I am given an absolutely continuous positive r.v $X$, such that $\mathbb{E}[e^{-sX}]= e^{{-s}^\alpha}, \ s>0.$ The goal is to prove that $(Y/X)^\alpha$ is an Exponential r.v with intensity $1$, provided that $Y$ is independent of $X$ and also Exp$(1)$.

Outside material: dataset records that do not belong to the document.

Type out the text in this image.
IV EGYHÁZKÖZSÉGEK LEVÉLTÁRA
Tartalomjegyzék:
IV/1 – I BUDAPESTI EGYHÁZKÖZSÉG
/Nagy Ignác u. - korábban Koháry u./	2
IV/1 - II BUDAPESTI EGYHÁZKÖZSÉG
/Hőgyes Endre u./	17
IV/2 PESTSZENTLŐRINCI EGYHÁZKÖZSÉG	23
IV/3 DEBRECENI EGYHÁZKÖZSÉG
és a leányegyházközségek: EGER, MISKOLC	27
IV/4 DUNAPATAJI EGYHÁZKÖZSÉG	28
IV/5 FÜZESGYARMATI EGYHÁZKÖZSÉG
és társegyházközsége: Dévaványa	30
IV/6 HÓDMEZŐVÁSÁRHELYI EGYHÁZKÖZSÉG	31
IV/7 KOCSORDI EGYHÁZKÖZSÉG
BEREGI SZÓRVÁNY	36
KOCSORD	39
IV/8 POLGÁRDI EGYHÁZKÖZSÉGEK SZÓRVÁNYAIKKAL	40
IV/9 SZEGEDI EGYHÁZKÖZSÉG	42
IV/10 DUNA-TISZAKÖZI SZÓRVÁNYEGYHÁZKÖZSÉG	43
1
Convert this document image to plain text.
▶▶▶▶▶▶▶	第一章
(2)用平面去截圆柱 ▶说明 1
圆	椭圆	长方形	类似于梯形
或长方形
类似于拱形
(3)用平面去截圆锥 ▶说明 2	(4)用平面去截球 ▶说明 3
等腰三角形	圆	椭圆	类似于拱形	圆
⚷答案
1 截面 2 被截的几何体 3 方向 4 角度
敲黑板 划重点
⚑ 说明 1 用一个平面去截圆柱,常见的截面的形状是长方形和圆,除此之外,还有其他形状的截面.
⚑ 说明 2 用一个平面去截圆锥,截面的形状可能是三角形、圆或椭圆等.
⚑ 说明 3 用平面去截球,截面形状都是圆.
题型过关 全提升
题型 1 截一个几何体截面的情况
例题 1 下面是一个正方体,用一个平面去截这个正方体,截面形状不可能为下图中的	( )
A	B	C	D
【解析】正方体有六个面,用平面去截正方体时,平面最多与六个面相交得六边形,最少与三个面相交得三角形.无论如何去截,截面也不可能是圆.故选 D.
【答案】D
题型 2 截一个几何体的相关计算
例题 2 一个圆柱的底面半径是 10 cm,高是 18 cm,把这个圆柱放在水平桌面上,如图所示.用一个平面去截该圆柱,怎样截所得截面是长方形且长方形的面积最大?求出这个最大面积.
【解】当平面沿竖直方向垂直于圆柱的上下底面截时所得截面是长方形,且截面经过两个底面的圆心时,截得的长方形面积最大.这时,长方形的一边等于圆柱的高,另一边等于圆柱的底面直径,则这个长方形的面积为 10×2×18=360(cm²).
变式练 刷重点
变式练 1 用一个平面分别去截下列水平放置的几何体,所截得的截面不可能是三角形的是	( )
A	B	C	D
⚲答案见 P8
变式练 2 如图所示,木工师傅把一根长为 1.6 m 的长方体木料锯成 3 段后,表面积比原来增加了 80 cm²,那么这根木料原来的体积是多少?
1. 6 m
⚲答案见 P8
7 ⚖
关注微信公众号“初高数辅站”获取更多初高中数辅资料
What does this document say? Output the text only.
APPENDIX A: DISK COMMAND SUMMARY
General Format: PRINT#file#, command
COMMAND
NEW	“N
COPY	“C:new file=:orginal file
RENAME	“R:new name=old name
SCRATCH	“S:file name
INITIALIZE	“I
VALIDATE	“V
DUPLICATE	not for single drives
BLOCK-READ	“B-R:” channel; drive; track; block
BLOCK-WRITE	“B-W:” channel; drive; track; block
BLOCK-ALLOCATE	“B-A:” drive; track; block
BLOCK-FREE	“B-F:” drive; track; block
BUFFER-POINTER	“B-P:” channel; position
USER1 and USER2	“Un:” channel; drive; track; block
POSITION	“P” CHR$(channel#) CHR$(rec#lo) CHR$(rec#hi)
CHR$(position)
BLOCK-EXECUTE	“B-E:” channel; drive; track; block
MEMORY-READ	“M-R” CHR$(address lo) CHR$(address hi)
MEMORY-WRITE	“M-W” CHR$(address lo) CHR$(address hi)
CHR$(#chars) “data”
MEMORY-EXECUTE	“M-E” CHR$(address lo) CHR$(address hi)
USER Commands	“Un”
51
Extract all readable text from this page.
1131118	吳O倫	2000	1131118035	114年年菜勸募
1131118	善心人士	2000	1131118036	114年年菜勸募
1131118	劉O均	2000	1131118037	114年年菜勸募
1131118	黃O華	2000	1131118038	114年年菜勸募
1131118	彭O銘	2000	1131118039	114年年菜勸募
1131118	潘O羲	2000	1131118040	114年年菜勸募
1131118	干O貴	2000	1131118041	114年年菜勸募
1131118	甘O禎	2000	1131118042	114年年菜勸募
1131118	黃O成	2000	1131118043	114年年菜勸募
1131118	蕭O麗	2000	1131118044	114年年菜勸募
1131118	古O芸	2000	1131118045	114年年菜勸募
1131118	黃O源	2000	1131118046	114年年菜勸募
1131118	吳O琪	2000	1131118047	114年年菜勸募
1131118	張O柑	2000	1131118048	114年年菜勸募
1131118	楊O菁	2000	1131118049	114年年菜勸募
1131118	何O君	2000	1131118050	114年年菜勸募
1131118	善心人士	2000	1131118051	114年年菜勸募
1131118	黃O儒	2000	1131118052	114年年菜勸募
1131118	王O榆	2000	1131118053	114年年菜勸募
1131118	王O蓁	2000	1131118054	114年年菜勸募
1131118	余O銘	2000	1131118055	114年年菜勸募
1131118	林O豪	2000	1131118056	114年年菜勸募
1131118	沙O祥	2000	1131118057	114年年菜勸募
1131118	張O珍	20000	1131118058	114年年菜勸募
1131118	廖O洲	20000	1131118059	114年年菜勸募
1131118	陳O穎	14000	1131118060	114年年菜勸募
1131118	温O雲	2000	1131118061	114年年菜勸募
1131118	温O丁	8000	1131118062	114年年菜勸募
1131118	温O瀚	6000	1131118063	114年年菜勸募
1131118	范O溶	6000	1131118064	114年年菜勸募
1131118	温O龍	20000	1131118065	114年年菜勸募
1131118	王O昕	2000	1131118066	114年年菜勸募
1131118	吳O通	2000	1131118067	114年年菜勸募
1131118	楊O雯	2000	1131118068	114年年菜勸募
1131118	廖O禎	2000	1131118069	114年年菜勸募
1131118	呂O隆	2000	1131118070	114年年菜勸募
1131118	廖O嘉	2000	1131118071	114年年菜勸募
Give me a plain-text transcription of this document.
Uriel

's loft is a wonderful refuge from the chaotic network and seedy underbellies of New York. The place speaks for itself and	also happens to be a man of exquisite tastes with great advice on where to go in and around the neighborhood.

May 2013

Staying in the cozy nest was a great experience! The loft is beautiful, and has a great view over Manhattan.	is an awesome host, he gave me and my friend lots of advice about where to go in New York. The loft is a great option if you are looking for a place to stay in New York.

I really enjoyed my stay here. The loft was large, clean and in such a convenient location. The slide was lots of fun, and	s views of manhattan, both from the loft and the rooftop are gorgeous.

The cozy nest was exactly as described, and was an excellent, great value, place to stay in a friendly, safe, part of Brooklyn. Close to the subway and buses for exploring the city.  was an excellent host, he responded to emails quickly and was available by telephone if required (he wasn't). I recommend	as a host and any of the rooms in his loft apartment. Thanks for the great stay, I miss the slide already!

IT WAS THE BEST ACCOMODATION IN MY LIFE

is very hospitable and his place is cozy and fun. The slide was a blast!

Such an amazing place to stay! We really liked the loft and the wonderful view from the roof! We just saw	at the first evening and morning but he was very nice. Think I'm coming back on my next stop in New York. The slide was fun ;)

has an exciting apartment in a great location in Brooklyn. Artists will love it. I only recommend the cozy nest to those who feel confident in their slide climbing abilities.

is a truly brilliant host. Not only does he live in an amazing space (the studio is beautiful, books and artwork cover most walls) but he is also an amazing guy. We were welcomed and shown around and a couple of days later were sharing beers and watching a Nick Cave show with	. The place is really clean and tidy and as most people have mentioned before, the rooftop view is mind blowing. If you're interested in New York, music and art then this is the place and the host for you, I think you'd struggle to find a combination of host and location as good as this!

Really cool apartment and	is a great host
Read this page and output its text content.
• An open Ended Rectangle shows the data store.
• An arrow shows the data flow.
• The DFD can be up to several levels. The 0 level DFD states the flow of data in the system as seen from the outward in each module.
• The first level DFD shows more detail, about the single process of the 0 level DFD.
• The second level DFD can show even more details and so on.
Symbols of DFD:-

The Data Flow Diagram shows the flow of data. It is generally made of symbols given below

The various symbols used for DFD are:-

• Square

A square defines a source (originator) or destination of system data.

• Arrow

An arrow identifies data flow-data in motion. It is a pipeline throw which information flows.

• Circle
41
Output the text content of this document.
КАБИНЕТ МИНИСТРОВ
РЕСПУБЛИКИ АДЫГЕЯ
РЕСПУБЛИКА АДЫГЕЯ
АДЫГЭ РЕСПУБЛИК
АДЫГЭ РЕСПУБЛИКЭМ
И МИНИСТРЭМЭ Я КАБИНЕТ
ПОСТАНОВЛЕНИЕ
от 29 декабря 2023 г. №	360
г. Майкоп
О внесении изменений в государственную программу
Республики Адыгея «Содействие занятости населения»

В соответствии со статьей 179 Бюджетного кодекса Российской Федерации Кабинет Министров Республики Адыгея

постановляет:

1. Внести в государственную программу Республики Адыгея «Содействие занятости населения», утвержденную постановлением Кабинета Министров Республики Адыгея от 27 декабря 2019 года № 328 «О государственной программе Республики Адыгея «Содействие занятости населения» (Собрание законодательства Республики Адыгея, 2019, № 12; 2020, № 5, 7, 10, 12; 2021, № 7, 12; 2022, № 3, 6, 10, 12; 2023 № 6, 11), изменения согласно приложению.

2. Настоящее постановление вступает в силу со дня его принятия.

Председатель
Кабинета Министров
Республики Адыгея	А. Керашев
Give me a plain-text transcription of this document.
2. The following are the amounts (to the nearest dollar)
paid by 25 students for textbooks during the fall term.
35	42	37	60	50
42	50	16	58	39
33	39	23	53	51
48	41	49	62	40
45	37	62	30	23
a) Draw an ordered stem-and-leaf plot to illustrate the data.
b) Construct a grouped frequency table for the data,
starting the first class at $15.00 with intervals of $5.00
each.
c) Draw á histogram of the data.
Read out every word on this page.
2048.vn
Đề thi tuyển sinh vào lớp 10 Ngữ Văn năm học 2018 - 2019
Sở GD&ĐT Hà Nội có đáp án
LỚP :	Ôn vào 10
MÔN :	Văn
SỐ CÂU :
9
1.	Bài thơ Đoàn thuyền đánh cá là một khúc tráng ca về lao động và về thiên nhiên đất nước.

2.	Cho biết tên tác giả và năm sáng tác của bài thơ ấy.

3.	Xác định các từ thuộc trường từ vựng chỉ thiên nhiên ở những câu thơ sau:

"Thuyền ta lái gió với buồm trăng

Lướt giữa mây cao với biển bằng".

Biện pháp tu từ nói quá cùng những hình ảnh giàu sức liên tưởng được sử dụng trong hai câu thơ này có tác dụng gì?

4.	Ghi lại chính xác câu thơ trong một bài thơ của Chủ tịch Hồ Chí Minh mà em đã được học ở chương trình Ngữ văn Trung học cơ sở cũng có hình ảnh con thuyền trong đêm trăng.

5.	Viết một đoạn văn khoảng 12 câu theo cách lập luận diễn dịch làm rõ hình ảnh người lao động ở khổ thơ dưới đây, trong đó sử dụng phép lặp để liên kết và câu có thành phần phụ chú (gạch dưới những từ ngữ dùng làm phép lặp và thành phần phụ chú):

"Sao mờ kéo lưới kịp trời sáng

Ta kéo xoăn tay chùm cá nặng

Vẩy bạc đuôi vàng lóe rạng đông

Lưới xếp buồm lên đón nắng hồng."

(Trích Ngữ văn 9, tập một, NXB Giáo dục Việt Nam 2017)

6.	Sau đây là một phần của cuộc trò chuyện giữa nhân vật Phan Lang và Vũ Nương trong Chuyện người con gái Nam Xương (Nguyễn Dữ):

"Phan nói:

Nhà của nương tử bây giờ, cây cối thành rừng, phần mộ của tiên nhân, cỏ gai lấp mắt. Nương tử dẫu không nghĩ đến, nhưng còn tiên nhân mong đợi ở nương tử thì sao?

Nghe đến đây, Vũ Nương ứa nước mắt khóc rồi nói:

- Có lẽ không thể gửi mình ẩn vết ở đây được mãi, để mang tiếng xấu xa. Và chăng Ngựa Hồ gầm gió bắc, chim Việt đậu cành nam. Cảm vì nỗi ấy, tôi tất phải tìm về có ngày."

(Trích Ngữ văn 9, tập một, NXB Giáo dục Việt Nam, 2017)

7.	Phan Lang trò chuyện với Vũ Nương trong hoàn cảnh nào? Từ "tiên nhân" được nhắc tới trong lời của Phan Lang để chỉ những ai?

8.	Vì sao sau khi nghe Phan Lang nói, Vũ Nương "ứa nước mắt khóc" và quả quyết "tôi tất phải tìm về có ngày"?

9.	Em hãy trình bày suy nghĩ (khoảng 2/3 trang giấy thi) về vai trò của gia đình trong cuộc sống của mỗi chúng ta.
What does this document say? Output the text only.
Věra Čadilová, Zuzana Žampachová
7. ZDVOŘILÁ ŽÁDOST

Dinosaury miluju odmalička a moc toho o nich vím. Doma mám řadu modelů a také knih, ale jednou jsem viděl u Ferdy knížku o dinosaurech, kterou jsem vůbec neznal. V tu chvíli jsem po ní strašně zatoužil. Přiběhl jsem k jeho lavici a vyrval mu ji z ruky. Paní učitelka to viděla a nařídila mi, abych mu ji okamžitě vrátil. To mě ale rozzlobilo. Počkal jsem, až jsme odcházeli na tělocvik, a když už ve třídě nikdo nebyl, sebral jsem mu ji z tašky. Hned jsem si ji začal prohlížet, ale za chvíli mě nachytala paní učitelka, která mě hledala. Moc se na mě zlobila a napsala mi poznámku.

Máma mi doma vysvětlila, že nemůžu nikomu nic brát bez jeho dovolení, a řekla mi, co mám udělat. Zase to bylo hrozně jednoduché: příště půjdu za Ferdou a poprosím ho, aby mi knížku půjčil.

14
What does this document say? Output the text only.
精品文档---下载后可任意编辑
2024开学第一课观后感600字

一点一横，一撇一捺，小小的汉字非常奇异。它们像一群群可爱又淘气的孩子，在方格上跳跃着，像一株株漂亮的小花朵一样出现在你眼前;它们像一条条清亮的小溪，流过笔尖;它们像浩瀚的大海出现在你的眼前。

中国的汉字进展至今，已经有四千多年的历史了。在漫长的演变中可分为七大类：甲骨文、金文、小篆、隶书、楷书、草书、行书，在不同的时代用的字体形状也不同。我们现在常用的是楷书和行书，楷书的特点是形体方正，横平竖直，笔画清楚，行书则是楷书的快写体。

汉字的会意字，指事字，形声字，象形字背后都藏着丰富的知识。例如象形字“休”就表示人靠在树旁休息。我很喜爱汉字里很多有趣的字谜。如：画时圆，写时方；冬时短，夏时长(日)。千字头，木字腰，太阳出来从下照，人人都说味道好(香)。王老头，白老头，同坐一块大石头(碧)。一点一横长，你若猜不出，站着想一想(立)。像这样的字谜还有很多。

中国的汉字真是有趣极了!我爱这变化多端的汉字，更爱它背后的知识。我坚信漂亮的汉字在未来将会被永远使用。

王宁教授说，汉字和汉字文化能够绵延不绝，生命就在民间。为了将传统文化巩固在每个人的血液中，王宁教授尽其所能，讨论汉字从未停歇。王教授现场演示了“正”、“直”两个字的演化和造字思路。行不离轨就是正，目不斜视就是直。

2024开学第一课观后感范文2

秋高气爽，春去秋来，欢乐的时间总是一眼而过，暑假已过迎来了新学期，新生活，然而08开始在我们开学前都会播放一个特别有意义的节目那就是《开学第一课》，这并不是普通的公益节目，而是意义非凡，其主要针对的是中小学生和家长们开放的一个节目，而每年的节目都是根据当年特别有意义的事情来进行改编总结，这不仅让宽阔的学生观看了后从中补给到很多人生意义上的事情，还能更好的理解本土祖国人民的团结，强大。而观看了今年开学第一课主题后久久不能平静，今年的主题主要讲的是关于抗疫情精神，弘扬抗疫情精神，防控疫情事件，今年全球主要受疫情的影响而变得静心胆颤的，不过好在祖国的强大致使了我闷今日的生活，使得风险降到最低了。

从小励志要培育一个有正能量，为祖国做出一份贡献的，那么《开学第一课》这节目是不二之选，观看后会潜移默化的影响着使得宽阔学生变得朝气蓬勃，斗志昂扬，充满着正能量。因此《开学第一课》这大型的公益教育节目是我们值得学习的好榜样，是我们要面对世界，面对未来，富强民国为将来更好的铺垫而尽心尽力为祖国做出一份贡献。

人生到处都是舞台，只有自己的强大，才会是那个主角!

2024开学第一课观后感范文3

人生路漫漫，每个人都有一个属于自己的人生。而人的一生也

My initial attempt was to prove that $$\mathbb{E}[e^{t(Y/X)^\alpha}]= \int_0^{\infty}f_X(x)dx\int_0^{\infty}e^{t(y/x)^\alpha}e^{-y}dy=\frac{1}{1-t}=\psi_Y(t),$$ which is the mgf of $Y$, but I can't evaluate that integral, so there must be some other approach. Or am I not doing it right? Any insight would be helpful..
Here is a solution from first principles.
$Z = (Y/X)^a$.
$P(Z \leq z) = P(Y/X \leq z^{1/a})$
$ = \int_0^\infty P(Y \leq xz^{1/a})f_X(x)dx$
$ = \int_0^\infty (1-e^{-xz^{1/a}})f_X(x)dx$
$ = 1 - \int_0^{\infty}e^{-xz^{1/a}}f_X(x)dx$
$ = 1 - \mathbb{E}[e^{-z^{1/a}X}]$
$ = 1 - e^{-z}$ (using the property of $X$ given in the problem and setting $s = z^{1/a}$).
This shows that $Z \sim \exp(1)$.